I Cdr sono realizzati nel giro di qualche anno, si avvia faticosamente la raccolta differenziata (ora al 50 per cento) ma si dà il via ad un solo termovalorizzatore, quello di Acerra, che entrerà in funzione solo nel 2009: la realizzazione è stata ritardata da polemiche e proteste. Insomma un ciclo che si chiude solo 12 anni dopo dal varo del primo piano e nel frattempo i rifiuti lavorati nei Cdr - le ecoballe, quasi 6 milioni - sono stoccati in vari siti aperti in diverse località oppure prendono la via dell'estero, a bordo di navi o di treni, con costi non trascurabili. Il termovalorizzatore di Acerra dal 2009 brucerà gran parte dell'indifferenziato prodotto mentre resta tuttora una criticità per il trattamento dell'umido a causa della carenza di impianti, sempre ostacolati dalle comunità locali.

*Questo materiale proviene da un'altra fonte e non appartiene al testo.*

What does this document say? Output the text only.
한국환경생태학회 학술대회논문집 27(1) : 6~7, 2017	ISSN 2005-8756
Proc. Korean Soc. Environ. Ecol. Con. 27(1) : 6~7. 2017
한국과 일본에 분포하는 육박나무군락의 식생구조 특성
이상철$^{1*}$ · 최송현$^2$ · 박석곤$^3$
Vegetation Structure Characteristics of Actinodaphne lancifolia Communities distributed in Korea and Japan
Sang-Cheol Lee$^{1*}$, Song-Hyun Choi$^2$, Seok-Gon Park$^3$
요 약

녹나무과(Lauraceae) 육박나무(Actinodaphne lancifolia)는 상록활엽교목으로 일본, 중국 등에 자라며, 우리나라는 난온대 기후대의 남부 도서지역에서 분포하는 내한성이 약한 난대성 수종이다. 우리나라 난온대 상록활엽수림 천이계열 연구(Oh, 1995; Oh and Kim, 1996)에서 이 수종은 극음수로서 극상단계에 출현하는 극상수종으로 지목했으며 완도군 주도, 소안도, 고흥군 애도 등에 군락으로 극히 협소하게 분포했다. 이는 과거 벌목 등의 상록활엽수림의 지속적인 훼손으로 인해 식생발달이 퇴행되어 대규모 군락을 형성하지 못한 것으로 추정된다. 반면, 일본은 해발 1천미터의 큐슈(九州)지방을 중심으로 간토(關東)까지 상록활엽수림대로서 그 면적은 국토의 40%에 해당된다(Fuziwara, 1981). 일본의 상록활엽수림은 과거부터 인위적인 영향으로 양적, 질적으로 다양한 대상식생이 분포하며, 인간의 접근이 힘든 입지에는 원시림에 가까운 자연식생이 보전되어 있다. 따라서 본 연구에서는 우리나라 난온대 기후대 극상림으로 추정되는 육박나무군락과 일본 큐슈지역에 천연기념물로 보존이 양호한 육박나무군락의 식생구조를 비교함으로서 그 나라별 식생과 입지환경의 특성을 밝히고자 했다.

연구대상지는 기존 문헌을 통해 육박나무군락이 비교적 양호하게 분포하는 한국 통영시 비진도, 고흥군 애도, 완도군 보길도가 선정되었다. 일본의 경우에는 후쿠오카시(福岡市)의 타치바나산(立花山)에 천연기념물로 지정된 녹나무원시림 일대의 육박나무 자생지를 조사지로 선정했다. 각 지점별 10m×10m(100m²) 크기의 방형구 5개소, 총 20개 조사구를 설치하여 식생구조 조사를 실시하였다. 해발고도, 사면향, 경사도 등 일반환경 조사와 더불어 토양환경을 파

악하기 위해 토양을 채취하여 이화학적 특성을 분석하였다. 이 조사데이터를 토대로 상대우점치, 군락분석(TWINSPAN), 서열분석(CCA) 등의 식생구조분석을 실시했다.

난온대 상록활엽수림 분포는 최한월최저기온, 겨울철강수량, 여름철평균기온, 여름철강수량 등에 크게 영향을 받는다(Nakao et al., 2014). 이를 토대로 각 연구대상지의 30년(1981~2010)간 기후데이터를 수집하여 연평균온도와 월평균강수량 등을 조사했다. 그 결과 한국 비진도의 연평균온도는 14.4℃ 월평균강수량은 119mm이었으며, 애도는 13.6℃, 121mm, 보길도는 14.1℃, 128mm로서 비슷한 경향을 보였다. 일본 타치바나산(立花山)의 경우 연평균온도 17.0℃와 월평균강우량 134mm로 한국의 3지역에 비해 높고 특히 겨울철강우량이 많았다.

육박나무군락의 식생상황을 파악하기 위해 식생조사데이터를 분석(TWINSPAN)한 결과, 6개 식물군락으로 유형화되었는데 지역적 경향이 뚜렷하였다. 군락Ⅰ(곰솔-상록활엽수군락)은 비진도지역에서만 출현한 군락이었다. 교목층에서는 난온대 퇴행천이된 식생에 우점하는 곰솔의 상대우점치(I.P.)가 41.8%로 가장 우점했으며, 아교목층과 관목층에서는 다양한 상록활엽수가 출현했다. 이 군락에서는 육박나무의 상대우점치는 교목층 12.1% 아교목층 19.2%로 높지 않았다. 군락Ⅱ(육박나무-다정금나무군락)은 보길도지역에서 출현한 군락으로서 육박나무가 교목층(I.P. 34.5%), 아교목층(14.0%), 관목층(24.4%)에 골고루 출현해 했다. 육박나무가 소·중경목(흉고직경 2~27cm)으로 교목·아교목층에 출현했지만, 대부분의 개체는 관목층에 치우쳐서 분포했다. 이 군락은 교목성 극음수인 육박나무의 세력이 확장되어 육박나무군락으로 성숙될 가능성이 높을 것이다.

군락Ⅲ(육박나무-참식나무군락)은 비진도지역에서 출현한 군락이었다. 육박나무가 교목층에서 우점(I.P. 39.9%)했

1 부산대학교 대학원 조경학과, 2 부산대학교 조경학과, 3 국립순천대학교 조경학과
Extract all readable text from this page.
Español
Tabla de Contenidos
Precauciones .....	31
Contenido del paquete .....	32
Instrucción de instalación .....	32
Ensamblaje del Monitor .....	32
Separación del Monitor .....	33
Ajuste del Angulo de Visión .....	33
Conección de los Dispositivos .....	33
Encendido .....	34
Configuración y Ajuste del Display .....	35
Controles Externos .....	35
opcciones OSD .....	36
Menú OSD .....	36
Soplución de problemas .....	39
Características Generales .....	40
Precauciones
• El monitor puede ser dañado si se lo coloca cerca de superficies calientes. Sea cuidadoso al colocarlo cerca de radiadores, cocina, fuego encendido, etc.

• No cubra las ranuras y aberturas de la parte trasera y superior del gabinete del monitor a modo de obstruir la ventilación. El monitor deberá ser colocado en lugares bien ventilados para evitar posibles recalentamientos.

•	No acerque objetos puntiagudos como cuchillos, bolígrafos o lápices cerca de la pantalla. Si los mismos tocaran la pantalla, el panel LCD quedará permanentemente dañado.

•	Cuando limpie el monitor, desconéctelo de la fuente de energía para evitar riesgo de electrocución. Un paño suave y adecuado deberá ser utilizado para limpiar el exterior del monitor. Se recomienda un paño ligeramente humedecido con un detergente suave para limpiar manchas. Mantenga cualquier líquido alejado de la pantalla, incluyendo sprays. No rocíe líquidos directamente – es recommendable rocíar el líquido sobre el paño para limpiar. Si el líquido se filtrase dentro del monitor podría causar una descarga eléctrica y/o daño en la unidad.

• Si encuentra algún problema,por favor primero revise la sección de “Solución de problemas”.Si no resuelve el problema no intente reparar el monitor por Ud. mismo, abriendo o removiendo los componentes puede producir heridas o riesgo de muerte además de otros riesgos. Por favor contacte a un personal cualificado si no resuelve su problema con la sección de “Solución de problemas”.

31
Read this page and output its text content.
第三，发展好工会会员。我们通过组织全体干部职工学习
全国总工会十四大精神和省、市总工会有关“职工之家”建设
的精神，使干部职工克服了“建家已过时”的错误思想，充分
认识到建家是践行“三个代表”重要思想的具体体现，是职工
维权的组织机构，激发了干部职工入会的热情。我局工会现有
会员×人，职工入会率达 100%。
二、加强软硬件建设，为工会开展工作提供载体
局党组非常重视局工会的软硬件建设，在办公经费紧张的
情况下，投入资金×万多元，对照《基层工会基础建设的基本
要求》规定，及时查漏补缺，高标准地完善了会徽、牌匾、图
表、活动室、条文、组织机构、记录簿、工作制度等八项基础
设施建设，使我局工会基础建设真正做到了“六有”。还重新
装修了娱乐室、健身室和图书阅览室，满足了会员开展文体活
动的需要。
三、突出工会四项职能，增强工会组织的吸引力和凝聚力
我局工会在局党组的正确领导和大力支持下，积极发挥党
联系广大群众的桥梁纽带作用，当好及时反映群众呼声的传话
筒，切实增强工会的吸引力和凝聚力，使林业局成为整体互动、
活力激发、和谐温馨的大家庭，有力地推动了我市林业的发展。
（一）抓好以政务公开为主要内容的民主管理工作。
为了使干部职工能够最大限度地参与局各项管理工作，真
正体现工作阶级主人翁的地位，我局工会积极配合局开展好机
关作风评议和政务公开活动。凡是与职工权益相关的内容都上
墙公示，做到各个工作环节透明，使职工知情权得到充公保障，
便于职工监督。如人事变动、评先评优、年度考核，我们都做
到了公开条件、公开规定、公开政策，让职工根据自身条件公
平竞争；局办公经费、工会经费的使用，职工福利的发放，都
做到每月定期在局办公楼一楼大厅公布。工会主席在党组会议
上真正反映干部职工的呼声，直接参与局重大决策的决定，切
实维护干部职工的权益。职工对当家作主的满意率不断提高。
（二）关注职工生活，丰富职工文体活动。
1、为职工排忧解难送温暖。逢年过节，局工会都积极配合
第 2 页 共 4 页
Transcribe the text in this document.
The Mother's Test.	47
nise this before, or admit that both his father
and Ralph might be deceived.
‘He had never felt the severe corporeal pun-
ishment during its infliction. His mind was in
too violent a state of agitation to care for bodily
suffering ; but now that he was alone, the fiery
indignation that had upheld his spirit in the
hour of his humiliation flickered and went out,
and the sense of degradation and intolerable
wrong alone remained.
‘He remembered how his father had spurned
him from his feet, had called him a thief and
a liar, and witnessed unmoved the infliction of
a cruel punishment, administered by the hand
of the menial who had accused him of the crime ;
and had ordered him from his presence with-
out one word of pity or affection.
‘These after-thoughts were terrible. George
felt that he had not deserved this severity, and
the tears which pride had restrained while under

Ecoballe e Terra dei fuochi

La necessità di avere in regione tre termovalorizzatori viene riproposta qualche anno dopo dalla giunta regionale presieduta da Stefano Caldoro: ma l'ipotesi viene poi nuovamente accantonata perché la differenziata è ormai nella media nazionale. Nel frattempo i rifiuti - e non sono quelli domestici - che sfuggono a ogni filiera di trattamento vengono dati alle fiamme da persone senza scrupolo. È quello che avviene solo nella “Terra dei fuochi”, una piccola porzione di territorio tra Napoli e Caserta che finisce per essere un marchio infamante per l'intera regione, con danni notevoli di immagine a tutto il comparto agricolo. E c'è ancora da smaltire la gran parte delle ecoballe che sono state accumulate negli anni passati: il più grande sito è al confine tra Napoli e il Casertano. È il sito di Taverna del Re, che si estende su una superficie di 4,5 km: una vera e propria cittadella della spazzatura.